During the next 24 years, I spent a significant chunk of my life in that room. More than once, my wife and kids brought Thanksgiving dinner to me, and to the skeleton staff, on duty that day. Once I spent a night at my desk, running a long series of multiple linear regressions for a package about TCAP (then CSAP) scores. I sipped some champagne at my keyboard on the day Dave Curtin won the Pulitzer. I tried to hold things together on the metro staff during Columbine, and in the newsroom on 9/11 — two days when I was holding interim editor positions. I made some very good friends, and learned a lot about journalism.
What made 30 S. Prospect obsolete wasn’t its age, but the fact that it had hollowed out. The layoffs began in 2006. The lower floor of the building was mothballed when the circulation and production staff moved to the main floor, where the diminished sales staff had plenty of space to offer.

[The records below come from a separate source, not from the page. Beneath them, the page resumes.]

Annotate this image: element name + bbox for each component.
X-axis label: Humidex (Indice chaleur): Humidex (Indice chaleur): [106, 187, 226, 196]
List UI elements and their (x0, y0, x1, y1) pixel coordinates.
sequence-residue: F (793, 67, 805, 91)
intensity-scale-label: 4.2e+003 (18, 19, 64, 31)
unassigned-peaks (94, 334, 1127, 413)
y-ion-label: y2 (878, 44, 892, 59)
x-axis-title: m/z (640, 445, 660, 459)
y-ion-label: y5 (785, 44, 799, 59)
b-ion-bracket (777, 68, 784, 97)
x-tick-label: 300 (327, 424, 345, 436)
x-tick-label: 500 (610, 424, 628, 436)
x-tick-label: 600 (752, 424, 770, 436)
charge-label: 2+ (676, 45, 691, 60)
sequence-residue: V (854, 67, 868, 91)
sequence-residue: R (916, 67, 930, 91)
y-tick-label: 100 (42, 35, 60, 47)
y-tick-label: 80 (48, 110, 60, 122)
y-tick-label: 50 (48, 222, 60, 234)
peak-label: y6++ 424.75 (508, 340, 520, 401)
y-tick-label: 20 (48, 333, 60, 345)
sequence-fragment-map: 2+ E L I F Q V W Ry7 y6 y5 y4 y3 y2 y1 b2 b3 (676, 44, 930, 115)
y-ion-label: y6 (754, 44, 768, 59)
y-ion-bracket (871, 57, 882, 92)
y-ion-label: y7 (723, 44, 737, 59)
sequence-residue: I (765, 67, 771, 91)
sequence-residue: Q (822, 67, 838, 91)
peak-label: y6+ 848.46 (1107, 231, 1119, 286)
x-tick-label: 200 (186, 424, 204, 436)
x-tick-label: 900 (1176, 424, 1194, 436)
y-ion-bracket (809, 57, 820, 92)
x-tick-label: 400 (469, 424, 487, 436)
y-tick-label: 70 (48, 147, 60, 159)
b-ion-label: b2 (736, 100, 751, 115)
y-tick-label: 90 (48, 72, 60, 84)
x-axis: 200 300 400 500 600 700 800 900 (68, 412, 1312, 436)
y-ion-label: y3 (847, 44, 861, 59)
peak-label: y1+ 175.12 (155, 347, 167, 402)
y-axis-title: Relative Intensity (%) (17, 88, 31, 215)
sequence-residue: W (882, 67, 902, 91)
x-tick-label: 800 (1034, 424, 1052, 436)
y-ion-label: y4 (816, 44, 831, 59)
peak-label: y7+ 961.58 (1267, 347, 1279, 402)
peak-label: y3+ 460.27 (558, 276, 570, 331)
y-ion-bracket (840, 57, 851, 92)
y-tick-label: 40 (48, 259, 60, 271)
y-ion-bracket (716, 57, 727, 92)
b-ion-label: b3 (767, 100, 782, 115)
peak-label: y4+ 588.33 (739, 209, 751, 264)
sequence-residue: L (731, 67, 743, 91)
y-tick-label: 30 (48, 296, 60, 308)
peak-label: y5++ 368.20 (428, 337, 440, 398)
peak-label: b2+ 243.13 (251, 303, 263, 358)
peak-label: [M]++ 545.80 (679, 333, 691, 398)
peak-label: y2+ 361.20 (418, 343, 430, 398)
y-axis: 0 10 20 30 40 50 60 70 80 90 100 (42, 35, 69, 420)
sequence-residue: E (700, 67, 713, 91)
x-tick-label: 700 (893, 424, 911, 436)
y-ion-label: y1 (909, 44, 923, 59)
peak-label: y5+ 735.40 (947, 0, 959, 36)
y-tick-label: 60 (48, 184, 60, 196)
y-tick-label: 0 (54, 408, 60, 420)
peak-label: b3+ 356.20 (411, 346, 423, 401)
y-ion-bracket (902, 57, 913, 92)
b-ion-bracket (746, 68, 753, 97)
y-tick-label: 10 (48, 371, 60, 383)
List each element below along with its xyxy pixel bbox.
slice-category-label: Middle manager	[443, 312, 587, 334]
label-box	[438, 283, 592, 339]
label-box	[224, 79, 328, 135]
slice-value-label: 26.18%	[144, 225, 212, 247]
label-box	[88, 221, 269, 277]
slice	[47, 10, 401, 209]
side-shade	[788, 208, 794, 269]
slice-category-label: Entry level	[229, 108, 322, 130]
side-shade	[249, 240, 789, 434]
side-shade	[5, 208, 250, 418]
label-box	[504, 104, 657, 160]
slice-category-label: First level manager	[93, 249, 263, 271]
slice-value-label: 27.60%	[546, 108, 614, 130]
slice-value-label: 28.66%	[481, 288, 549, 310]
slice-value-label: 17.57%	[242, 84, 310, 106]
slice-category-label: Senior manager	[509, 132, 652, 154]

Today the news staff is less than half the size it was during the early 1990s, and there is no longer a hum in the wide-open newsroom. The presses have been shut down; printing has been outsourced to Denver. I think it will be good for the staff to move into tighter quarters downtown, to work in a room with some life and noise and commotion. Because it’s not about the place; it’s about the people.
This is the last photo I took in the newsroom, late in 2011, after a staff discussion about the 2012 news agenda. I didn’t get the chance to turn these notes into a plan, but I was informed many months later that the notes were still there. No one had erased them.
That’s what made the room special. For the same reason, the next room will be just as special.